There were not a great many garden posts this summer, so you'll have to take my word for it that it was a banner year. I harvested enough mint, chamomile, lemon verbena and anise hyssop to make many tins of my own "Garden Variety" tea. And we are fully stocked with frozen tomato sauce and zucchini. Remnants of its glory remain: the crisp dried globes of hydrangea, blackened peony leaves, a few wild grasses still standing tall. They bring to mind the concept of wabi-sabi, an aesthetic that derives from Buddhist teachings, centered on the acceptance of imperfection and impermanence. I learned about it years ago, from this book a friend gave me, and it resonated deeply right away. I have always loved the patina of age—on leather, on wood, on bronze, on human faces.
Sunflowers 790 xxx
dead head
The defining characteristics of wabi-sabi include asymmetry, irregularity, simplicity, economy, austerity, modesty, intimacy and an appreciation of the ingenuous integrity of natural objects and processes. Although the exact original meanings of these two Japanese words are elusive, they have evolved over time. Wabi now connotes rustic simplicity, freshness or quietness, as applied to natural or manmade objects. It can also refer to quirks and anomalies arising from the process of construction, which add uniqueness and elegance to the object. Sabi is beauty or serenity that comes with age, when the life of the object and its impermanence are reflected in its patina and wear, or in any visible repairs.
Dried 790 xxx
gone to seed
Thus a cracked vase is not "ruined." And a dried seed pod is beautiful. Both contain within them signs of life, of experience and of the continual ebb and flow.
Decay 790 xxx
breaking down
Being surrounded by natural, changing, unique objects helps us connect to reality in a way that a search for perfection never can. Decay and death are simply a part of life. Nowhere is this better illustrated than in the garden, where next year's growth arises out of the compost heap.
Wasp 790 xxx
bottom feeder
The plants that are breaking down are food for the insects and critters that still survive. (This wasp was almost three inches long!)
Tomatoes 790 xxx
frosted fruit
Our tomato vines bore a ridiculous amount of fruit this year. I love those albino cherry tomatoes, sapped of all color by the frost.
Jump up 790 xxx
pure optimism
Signs of life still pop up in unexpected places.
Chard 790 xxx
winter greens
Chard, parsley and kale are still going strong, allegedly even sweeter after the first frost.
Buds 790 xxx
a promise of things to come
Upon close examination, it's quite thrilling to spot the buds set up for next year. Tucked away in there are the fragrant lilacs and cherry blossoms that will start a whole new cycle. In the meantime, grey is the color of hope.

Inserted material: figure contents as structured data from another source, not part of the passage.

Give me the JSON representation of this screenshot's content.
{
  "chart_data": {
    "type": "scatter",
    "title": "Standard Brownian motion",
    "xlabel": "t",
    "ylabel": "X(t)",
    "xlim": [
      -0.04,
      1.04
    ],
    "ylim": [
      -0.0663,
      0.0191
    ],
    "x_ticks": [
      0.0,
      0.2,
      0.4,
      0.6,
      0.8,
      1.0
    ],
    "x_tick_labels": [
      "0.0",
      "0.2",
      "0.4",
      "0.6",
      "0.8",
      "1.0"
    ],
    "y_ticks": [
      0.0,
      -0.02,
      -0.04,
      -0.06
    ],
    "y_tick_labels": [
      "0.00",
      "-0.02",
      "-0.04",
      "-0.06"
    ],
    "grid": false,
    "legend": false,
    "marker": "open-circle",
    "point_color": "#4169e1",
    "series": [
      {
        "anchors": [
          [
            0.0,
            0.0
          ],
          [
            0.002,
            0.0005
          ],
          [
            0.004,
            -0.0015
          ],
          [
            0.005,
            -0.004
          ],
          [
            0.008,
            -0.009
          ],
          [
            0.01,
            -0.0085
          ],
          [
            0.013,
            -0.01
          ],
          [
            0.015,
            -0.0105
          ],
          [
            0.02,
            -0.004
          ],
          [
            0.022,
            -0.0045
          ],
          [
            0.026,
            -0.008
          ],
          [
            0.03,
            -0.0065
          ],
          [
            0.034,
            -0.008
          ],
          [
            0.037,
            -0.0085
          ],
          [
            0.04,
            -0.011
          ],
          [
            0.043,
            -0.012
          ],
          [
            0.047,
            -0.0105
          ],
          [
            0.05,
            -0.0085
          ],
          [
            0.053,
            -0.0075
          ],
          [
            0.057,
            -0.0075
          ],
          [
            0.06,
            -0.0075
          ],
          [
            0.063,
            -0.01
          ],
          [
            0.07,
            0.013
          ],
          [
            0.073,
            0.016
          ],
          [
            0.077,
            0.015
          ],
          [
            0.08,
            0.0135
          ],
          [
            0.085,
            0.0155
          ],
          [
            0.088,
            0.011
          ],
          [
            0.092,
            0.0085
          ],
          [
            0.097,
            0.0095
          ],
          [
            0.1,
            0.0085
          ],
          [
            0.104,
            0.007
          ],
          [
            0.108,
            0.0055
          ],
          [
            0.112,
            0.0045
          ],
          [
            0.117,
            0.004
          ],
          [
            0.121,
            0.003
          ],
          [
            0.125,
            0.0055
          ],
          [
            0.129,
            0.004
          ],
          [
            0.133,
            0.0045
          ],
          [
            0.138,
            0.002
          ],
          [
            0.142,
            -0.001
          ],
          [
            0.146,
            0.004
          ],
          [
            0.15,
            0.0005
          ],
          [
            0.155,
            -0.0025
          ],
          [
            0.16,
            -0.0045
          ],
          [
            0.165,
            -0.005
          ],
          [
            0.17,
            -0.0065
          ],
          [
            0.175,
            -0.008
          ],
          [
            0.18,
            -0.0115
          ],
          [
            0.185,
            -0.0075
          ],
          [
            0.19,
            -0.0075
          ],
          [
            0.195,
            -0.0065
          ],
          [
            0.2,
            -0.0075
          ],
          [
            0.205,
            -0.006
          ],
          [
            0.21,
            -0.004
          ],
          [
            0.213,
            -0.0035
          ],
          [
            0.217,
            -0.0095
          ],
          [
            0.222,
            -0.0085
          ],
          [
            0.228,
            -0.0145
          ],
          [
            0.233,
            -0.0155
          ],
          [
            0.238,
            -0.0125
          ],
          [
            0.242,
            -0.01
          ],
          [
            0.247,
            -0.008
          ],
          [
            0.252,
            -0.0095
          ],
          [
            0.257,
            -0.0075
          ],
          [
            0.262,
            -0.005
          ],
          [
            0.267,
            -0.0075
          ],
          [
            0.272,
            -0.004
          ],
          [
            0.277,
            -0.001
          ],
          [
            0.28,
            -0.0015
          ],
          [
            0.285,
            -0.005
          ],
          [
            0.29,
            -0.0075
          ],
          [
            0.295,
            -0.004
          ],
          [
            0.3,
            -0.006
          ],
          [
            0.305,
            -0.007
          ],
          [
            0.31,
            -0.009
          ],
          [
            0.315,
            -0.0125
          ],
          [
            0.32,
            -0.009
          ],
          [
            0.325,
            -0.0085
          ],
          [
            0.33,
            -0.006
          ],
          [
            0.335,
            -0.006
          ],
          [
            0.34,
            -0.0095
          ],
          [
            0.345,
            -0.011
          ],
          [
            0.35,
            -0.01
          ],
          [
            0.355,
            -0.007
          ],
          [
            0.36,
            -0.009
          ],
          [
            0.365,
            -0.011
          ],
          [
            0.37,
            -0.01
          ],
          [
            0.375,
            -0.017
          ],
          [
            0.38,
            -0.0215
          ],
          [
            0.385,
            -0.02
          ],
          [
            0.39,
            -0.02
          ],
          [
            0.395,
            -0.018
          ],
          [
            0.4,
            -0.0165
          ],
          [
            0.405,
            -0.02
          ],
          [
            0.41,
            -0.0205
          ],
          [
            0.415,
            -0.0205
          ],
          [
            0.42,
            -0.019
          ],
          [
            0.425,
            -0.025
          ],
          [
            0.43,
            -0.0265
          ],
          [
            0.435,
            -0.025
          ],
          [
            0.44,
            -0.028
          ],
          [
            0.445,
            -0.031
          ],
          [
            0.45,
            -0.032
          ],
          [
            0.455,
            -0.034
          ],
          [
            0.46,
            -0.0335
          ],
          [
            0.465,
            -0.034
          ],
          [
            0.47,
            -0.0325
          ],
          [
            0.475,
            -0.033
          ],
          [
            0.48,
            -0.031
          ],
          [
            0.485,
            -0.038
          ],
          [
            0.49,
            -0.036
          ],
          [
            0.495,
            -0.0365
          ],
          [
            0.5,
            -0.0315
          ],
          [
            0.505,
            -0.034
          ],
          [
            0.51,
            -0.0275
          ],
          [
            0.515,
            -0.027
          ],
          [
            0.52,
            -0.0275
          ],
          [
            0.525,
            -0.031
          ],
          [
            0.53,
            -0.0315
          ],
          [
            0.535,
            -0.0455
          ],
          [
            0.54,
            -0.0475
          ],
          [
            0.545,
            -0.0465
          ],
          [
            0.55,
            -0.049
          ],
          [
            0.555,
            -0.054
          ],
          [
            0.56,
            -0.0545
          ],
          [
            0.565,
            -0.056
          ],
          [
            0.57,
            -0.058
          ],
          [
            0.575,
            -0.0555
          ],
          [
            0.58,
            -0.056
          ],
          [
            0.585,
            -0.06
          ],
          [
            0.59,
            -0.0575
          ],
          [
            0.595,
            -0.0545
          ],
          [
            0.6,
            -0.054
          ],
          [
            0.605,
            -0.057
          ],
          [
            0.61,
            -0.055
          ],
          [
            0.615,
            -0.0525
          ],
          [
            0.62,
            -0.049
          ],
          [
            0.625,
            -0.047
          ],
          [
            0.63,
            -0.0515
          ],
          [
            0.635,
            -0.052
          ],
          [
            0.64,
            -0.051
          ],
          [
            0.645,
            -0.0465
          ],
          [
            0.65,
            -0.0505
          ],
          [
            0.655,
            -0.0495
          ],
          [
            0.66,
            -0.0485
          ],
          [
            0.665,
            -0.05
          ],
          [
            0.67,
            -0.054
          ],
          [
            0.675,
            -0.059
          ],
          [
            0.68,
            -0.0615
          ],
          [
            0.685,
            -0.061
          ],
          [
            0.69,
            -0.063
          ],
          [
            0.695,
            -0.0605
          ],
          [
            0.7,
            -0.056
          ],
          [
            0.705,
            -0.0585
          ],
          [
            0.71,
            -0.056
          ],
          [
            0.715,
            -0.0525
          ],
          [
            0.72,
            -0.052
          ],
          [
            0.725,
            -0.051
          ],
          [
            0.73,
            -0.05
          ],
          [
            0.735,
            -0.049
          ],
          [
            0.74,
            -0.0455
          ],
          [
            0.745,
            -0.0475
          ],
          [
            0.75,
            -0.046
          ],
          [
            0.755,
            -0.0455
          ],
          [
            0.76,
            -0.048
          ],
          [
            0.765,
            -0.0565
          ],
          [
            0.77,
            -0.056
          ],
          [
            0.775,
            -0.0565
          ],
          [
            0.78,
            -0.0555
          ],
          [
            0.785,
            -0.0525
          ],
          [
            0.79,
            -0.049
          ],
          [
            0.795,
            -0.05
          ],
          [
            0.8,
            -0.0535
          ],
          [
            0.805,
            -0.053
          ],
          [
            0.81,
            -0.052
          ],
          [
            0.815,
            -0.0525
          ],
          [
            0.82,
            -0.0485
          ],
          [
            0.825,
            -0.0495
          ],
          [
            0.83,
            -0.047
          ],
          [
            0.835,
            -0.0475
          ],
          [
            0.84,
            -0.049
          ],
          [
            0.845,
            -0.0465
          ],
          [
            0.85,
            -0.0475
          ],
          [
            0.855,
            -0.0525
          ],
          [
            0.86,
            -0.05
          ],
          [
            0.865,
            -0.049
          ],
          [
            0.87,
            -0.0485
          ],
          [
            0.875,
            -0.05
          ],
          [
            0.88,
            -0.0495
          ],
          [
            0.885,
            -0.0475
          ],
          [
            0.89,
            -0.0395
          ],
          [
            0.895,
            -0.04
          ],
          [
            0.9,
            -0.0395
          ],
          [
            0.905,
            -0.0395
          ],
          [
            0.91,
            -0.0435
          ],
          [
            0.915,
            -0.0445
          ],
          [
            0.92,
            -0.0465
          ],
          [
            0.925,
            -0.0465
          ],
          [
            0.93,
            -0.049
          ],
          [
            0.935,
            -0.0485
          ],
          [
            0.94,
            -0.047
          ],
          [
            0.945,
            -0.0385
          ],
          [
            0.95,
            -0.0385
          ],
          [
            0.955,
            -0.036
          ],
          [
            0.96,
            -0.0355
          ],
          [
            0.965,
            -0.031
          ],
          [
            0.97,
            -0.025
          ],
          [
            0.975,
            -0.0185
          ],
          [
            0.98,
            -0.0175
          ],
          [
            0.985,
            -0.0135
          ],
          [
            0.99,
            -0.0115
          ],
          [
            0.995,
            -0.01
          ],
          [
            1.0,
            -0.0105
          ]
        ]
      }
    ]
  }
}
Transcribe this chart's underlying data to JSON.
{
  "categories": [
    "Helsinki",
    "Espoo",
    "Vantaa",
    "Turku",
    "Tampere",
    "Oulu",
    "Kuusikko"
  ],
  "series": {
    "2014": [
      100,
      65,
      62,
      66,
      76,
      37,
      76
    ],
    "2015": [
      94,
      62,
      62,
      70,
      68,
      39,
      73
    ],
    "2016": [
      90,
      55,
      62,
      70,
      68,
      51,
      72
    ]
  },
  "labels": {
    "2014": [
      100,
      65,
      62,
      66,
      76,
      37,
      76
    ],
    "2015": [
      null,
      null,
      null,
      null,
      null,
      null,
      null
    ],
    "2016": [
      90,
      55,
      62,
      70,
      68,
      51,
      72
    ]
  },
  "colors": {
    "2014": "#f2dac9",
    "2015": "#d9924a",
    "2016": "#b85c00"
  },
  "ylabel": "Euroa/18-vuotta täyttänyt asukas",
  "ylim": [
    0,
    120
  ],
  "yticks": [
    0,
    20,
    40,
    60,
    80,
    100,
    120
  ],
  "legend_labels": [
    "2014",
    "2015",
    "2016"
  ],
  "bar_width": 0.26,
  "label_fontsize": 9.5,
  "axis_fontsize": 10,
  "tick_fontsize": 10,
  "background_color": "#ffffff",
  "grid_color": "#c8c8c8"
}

I love this time of year, after the "peak." Now is where all the really interesting beauty comes out, as you so perfectly capture in this post. Beautiful shots. That wasp! Yikes.
Julia on November 5, 2013 at 12:03 pm —
Hey, I'm back on! Beautiful post.... Winter's a comin' on here too in Portland: I watch from my second storey office window as the last of the yellow aspen leaves fall, and the squirrels jump from tree to tree in a frantic last effort to ... hmmm, do what?
judy blankenship on November 5, 2013 at 5:13 pm —
I've never heard of Wabi-Sabi but will be ordering the book as I wholeheartedly agree that there is beauty in everything too. It's always there if we just look deep enough.
Margie on November 5, 2013 at 8:28 pm —
What beautiful words and even more beautiful photos!